The overall Caribbean market grew 27pc in cruise capacity, with the non Carnival market growing by 14pc. The company is driving business forward with a diversified global portfolio.
Carnival says it has mitigated inflation through cost management. Twenty percent of Caribbean capacity is coming from European marketss with an expanding fly cruise programmes.
John Weinstein shared “Now even against that backdrop, we continue to drive the business forward, underscoring the advantage of our diversified global portfolio. We are also continuing to successfully mitigate inflation through effective cost management. And again, with no ship deliveries for 2026, we don’t have the advantage of offsetting large cost increases with significant capacity growth.”
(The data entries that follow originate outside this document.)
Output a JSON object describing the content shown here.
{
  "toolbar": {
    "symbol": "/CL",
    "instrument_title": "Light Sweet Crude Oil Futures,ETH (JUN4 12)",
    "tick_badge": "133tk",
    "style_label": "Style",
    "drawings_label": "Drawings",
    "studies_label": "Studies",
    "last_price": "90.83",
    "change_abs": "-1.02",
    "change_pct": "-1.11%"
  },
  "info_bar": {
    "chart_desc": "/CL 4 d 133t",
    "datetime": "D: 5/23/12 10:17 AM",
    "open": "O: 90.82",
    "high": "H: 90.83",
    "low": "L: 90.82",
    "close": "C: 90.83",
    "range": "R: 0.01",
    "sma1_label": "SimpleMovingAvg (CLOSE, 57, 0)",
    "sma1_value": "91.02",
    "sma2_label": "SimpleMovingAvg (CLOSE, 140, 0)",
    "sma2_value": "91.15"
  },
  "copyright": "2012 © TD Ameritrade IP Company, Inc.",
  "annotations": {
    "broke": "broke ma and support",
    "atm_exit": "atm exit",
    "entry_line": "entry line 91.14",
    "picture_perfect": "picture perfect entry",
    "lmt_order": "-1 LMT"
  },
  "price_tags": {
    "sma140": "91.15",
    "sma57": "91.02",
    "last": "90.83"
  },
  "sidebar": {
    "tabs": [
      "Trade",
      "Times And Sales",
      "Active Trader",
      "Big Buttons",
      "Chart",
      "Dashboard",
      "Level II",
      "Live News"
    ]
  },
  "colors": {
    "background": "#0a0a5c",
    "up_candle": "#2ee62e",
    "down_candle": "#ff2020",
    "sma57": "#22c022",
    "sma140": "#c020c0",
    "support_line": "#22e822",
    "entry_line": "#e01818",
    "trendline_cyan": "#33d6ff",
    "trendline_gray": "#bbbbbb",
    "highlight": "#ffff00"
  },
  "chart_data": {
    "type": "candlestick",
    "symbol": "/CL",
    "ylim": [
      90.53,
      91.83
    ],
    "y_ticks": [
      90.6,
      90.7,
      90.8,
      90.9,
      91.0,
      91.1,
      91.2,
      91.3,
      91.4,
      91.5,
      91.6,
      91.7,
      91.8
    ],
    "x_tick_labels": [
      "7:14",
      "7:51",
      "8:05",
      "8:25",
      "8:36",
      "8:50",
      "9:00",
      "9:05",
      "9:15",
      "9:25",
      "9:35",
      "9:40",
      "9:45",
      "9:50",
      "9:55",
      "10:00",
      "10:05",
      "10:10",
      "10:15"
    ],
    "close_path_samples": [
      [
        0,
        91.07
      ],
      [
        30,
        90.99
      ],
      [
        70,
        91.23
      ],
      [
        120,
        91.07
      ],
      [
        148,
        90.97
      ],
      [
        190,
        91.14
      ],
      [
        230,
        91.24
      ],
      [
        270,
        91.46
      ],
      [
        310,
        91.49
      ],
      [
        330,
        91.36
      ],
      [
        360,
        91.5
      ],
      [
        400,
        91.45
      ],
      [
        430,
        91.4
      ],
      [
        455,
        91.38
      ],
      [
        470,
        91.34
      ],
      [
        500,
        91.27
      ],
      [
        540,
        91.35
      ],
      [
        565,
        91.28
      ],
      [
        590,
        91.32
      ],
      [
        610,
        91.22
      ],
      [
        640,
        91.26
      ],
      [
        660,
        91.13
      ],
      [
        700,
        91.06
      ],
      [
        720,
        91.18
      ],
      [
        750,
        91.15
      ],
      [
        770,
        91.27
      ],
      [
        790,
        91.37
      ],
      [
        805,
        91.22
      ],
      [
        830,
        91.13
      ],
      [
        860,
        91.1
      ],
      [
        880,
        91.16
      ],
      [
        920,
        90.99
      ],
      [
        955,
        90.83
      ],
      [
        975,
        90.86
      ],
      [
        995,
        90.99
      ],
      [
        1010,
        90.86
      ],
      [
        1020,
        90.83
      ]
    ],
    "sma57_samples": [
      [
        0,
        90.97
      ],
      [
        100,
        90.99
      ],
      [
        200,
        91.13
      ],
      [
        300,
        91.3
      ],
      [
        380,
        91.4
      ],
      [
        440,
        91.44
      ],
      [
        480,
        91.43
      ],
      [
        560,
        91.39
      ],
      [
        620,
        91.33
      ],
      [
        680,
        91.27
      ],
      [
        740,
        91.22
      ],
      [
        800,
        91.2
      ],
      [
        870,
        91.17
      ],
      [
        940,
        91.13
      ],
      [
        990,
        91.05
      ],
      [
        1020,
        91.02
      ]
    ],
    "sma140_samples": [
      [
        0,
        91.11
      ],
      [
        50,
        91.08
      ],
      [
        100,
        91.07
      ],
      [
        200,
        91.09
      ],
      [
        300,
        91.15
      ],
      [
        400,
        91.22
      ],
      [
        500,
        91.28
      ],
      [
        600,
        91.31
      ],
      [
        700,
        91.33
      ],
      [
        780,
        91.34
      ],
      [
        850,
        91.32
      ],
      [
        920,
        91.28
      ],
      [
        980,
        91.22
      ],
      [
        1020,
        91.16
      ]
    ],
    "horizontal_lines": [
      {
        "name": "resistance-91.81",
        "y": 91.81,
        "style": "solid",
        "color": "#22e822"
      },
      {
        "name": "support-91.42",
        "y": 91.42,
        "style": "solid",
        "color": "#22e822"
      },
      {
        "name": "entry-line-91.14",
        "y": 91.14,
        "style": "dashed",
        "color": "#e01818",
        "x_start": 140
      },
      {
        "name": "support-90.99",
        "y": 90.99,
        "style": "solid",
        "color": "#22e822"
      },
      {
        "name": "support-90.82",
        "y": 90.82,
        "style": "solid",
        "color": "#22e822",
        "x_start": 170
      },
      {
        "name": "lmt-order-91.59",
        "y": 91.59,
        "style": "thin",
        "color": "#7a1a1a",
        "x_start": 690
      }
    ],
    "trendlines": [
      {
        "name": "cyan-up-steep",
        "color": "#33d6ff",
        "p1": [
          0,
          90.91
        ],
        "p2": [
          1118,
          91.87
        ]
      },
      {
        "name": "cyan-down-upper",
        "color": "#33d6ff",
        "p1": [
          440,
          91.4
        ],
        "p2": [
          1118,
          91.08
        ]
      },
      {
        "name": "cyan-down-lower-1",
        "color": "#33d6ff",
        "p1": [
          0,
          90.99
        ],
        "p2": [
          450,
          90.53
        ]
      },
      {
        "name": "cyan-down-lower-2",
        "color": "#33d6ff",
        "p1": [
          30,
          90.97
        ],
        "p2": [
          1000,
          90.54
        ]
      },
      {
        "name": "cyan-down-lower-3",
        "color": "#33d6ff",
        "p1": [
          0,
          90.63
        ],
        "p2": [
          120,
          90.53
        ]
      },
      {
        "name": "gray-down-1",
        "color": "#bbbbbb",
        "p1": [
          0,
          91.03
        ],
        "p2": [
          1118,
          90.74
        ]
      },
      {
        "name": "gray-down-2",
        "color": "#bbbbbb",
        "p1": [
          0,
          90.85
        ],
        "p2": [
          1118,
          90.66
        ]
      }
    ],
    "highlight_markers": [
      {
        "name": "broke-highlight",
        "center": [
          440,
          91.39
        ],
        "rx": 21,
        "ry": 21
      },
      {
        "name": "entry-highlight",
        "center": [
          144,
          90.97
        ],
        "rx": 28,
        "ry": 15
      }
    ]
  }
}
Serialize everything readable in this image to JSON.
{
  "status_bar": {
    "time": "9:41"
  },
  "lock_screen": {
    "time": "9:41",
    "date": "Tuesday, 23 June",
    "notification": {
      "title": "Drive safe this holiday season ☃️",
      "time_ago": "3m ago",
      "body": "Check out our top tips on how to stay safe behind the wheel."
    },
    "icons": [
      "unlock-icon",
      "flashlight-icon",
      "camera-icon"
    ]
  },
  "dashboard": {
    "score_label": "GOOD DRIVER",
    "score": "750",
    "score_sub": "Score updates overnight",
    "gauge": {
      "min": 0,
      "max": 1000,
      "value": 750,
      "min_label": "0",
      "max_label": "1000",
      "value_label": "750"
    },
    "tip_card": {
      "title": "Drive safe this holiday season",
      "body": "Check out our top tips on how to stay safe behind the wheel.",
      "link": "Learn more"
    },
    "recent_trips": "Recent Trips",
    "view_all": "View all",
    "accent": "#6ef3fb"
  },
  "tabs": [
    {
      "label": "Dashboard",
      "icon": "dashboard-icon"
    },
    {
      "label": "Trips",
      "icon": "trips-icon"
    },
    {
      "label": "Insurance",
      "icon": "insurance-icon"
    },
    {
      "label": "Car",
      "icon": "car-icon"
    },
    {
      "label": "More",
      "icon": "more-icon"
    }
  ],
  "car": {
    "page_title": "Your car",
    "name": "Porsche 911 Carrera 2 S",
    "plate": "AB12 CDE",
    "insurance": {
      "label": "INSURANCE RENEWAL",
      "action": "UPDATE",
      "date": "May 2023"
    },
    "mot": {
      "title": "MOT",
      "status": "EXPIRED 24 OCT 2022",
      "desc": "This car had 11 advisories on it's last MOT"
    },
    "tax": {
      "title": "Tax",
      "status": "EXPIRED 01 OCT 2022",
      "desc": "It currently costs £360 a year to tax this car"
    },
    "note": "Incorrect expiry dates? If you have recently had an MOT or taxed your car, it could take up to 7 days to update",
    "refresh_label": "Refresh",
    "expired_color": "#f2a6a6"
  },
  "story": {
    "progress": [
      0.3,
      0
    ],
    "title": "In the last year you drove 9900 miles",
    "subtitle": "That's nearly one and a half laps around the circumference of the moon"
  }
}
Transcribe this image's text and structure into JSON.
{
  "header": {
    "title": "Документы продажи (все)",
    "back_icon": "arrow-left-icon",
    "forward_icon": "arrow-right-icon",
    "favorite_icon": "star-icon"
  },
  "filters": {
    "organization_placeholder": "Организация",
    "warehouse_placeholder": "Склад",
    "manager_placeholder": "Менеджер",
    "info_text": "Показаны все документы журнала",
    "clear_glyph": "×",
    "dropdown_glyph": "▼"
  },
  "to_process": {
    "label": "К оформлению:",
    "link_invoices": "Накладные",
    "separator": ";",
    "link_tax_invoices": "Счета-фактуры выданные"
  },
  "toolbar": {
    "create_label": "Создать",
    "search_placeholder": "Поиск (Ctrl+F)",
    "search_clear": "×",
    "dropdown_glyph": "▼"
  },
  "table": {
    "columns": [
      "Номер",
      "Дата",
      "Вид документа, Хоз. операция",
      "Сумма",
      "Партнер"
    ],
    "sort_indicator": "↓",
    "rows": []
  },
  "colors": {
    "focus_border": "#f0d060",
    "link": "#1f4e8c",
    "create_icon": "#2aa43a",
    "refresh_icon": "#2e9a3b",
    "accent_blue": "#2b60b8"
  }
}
“We like the portfolio approach we’re taking even into the Caribbean because when you think about our mix and you look at the first quarter, 20 percent of our Caribbean capacity is actually from our European brands that have fly crew programs going into places like Barbados and Dominica, and it works very well for us.”
“And yes, we have successfully absorbed elevated supply in the Caribbean before and in Europe and Alaska many times over the last many decades. And it comes and it goes and it gets absorbed and we move along … on a rational basis we want to maintain price integrity in the market for us. And at the same time, making sure we get folks onboard that are happy and spending money not only in the ticket but onboard.”